Cut the tops off the squashes in a thin slice. Using a melon baller, scoop out the flesh, leaving a shell of flesh about 1/4-1/2 inch thick under the skin. Set aside the interior flesh and rub the shells inside and out with one tablespoon of olive oil. Sit on a parchment-lined baking sheet and put into the oven to roast for about ten minutes or so–just until the flesh of the shells has softened. Keep on eye on the squash and do not allow it to either dry out and shrivel or go soft and collapse.
Remove squash from oven and allow to cool until you can handle it.

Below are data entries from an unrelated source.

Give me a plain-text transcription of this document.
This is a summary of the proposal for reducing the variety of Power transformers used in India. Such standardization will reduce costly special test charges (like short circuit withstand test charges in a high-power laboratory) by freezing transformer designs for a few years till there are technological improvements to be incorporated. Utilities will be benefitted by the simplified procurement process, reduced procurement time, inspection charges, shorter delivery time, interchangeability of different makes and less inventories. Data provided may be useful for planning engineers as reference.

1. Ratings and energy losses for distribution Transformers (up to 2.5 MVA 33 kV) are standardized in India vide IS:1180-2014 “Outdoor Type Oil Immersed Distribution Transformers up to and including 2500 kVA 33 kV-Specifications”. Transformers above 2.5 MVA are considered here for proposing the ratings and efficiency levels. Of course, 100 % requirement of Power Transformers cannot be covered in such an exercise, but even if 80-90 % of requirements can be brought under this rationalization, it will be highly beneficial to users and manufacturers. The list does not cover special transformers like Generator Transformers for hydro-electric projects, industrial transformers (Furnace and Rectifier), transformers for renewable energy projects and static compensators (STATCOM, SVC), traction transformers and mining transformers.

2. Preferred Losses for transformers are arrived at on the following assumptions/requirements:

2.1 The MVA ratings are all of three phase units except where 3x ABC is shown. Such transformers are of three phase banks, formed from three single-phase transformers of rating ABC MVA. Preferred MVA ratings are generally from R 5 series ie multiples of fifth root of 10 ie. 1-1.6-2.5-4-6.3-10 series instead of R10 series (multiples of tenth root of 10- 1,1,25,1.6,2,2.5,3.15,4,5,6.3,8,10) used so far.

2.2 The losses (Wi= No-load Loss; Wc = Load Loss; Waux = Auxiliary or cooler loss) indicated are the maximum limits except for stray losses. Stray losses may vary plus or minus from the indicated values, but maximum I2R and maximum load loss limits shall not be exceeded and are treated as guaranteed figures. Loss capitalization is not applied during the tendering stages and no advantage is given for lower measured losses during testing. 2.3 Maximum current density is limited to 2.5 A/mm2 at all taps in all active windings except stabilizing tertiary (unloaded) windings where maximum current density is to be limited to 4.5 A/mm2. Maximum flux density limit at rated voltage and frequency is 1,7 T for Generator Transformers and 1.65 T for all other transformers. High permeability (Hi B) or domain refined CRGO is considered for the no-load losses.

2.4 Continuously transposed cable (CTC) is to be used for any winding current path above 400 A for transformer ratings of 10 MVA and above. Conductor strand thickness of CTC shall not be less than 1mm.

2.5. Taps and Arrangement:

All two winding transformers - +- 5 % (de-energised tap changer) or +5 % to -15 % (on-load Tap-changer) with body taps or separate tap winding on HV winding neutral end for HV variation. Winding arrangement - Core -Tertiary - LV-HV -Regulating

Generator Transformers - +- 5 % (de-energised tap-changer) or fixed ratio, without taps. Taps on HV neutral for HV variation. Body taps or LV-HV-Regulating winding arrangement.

While the squash is cooling, heat 3 tablespoons of olive oil in a heavy-bottomed skillet. Add onions, and cook, stirring, until they turn a dark golden color. Add the garlic and cook for another minute. Crumble the raw ground lamb into the pan, and then add the milk, if you are using it. Break up the clumps of meat and cook, stirring, until the meat turns brown and the milk has boiled away. Add the spices, olives, tomatoes and the optional eggplant and zucchini, as well as the reserved squash flesh. Cook, stirring, until most of the liquid has been released by the vegetables, and everything is deliciously aromatic
Add the basil and rice, and stir to combine. Add salt and pepper to taste.
As directed above, rub individual round casseroles with olive oil, then place a mound of stuffing in each of them. Sink the squashes into the mounds, letting the stuffing rise up around the outside of the squash shells in a ring. Fill the squashes with another mound of filling, and top both the filling in the squash and the ring of it surrounding the squash with crumbles of feta cheese.
Turn the heat of the oven down to 375 degrees, and then bake the filled squashes for about fifteen minutes, or until they are hot and the cheese is melted and slightly browned and bubbly.
To make the roasted red pepper cream sauce, while the squashes are baking, put the pureed red peppers, roasted garlic, cream and harissa in a small saucepan and bring to a simmer, stirring constantly. Let the sauce reduce until it coats the back of a spoon, and flavor with salt and pepper to taste.
To serve, drizzle a ring of sauce over the ring of stuffing around the outside of the squash, and over the top of the filling. Sprinkle with the fresh herbs and the diced vegetables, and if you like, top with a sprig of fresh basil. Serve immediately.
(If you want, you can use a larger baking dish, and put a layer of filling in it. Then, sink the squash into the bed of filling, and continue as directed. When you put all of the squashes in one casserole dish, it will have to bake slightly longer–probably twenty to twenty-five minutes, instead of fifteen, and you will probably need to use more cheese–six ounces instead of four should be fine.)